Proof of the formula for the nth derivative of the natural logarithm

Hello everyone. Today we will prove the formula for the nth derivative of the natural logarithm. We will use the method of mathematical induction as a proof method. 

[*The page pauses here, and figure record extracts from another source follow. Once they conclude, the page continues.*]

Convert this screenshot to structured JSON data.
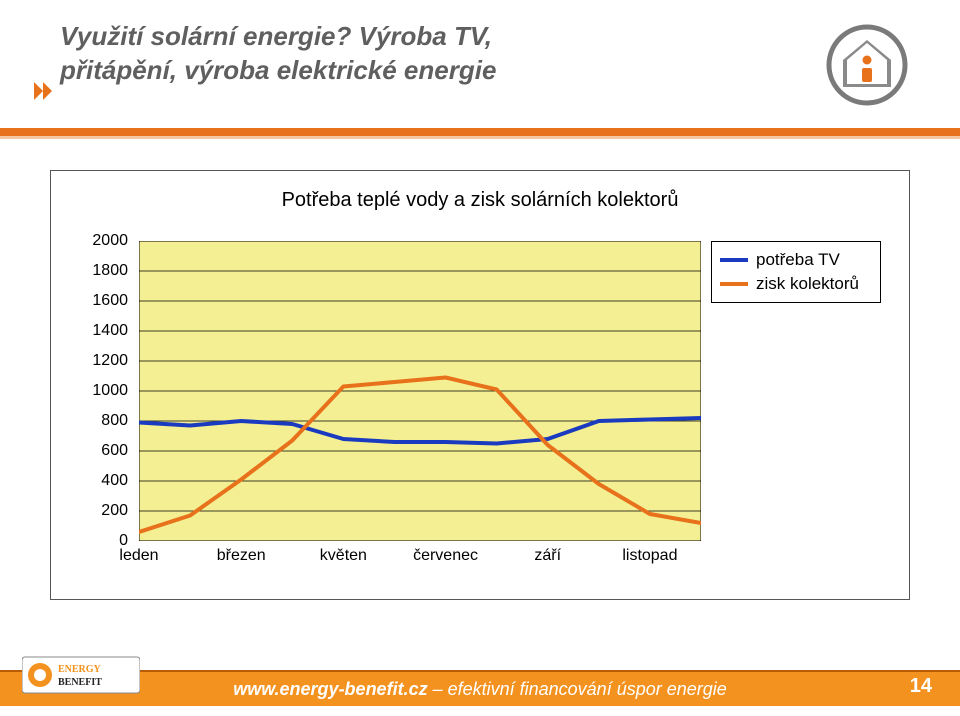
{
  "title": {
    "line1": "Využití solární energie? Výroba TV,",
    "line2": "přitápění, výroba elektrické energie",
    "fontsize": 26,
    "color": "#5f5f5f"
  },
  "header_icon": {
    "border": "#7a7a7a",
    "accent": "#e8711b",
    "bg": "#ffffff"
  },
  "bullet_icon": {
    "fill": "#e8711b"
  },
  "footer": {
    "link": "www.energy-benefit.cz",
    "rest": " – efektivní financování úspor energie",
    "fontsize": 18,
    "band_color": "#f3921e",
    "page_number": "14"
  },
  "logo": {
    "text1": "ENERGY",
    "text2": "BENEFIT",
    "orange": "#f3921e",
    "dark": "#242424"
  },
  "chart": {
    "type": "line",
    "title": "Potřeba teplé vody a zisk solárních kolektorů",
    "title_fontsize": 20,
    "plot_bg": "#f3ef92",
    "grid_color": "#000000",
    "axis_fontsize": 16,
    "line_width": 4,
    "ylim": [
      0,
      2000
    ],
    "ytick_step": 200,
    "yticks": [
      "0",
      "200",
      "400",
      "600",
      "800",
      "1000",
      "1200",
      "1400",
      "1600",
      "1800",
      "2000"
    ],
    "x_tick_labels": [
      "leden",
      "březen",
      "květen",
      "červenec",
      "září",
      "listopad"
    ],
    "x_tick_positions": [
      0,
      2,
      4,
      6,
      8,
      10
    ],
    "n_points": 12,
    "series": [
      {
        "name": "potřeba TV",
        "color": "#1a3bbf",
        "values": [
          790,
          770,
          800,
          780,
          680,
          660,
          660,
          650,
          680,
          800,
          810,
          820
        ]
      },
      {
        "name": "zisk kolektorů",
        "color": "#e8711b",
        "values": [
          60,
          170,
          410,
          670,
          1030,
          1060,
          1090,
          1010,
          640,
          380,
          180,
          120
        ]
      }
    ],
    "legend": {
      "fontsize": 17,
      "items": [
        "potřeba TV",
        "zisk kolektorů"
      ]
    }
  }
}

Theorem: The nth derivative of the function $\ln (x)$ for $n \ge 1$ is given by the formula: $$\frac {\mathrm {d} ^ n} { \mathrm {d} x ^ n} \ln (x) = \frac {(n-1)! (-1) ^ {n-1}} {x ^ n}$$ 

Proof: 

1. Base case (n = 1) $$\frac {\mathrm {d}} {\mathrm {d} x} \ln (x) = \frac {(1-1)! (-1) ^ {1-1}} {x ^ 1}$$ $$\frac {1} {x} = \frac {(0)! (-1) ^ {0}} {x}$$ $$\frac {1} {x} = \frac {1} {x}$$ 

2. Induction hypothesis (n = m) 

Suppose that: $$\frac{\mathrm{d}^m}{\mathrm{d}x^m}\ln(x)=\frac{(m-1)!(-1)^{m-1}}{x^m}$$

3. Inductive step (n = m + 1) 

Using the assumption from the second step, we will prove that: $$\frac {\mathrm {d} ^ {m + 1}} {\mathrm {d} x ^ {m + 1}} \ln (x) = \frac {m! (-1) ^ {m}} {x ^ {m + 1}}$$

So,

$$\frac{\mathrm{d}^{m+1}}{\mathrm{d}x^{m+1}}\ln(x)=\frac{\mathrm{d}}{\mathrm{d}x}\left(\frac{\mathrm{d}^m}{\mathrm{d}x^m}\ln(x)\right)=$$$$\frac{\mathrm{d}}{\mathrm{d}x}\left(\frac{(m-1)!(-1)^{m-1}}{x^m}\right)=$$$$\frac{\frac{\mathrm{d}}{\mathrm{d}x}\left((m-1)!(-1)^{m-1}\right)\cdot x^m-\left((m-1)!(-1)^{m-1}\right)\cdot \frac{\mathrm{d}}{\mathrm{d}x}x^m}{x^{2m}}=$$$$\frac{-(m-1)!(-1)^{m-1}mx^{m-1}}{x^{2m}}=$$$$\frac{m(m-1)!(-1)^mx^{m-1}}{x^{2m}}=$$$$\frac{m!(-1)^m}{x^{2m-m+1}}=$$$$\frac{m!(-1)^m}{x^{m+1}}$$

$\blacksquare$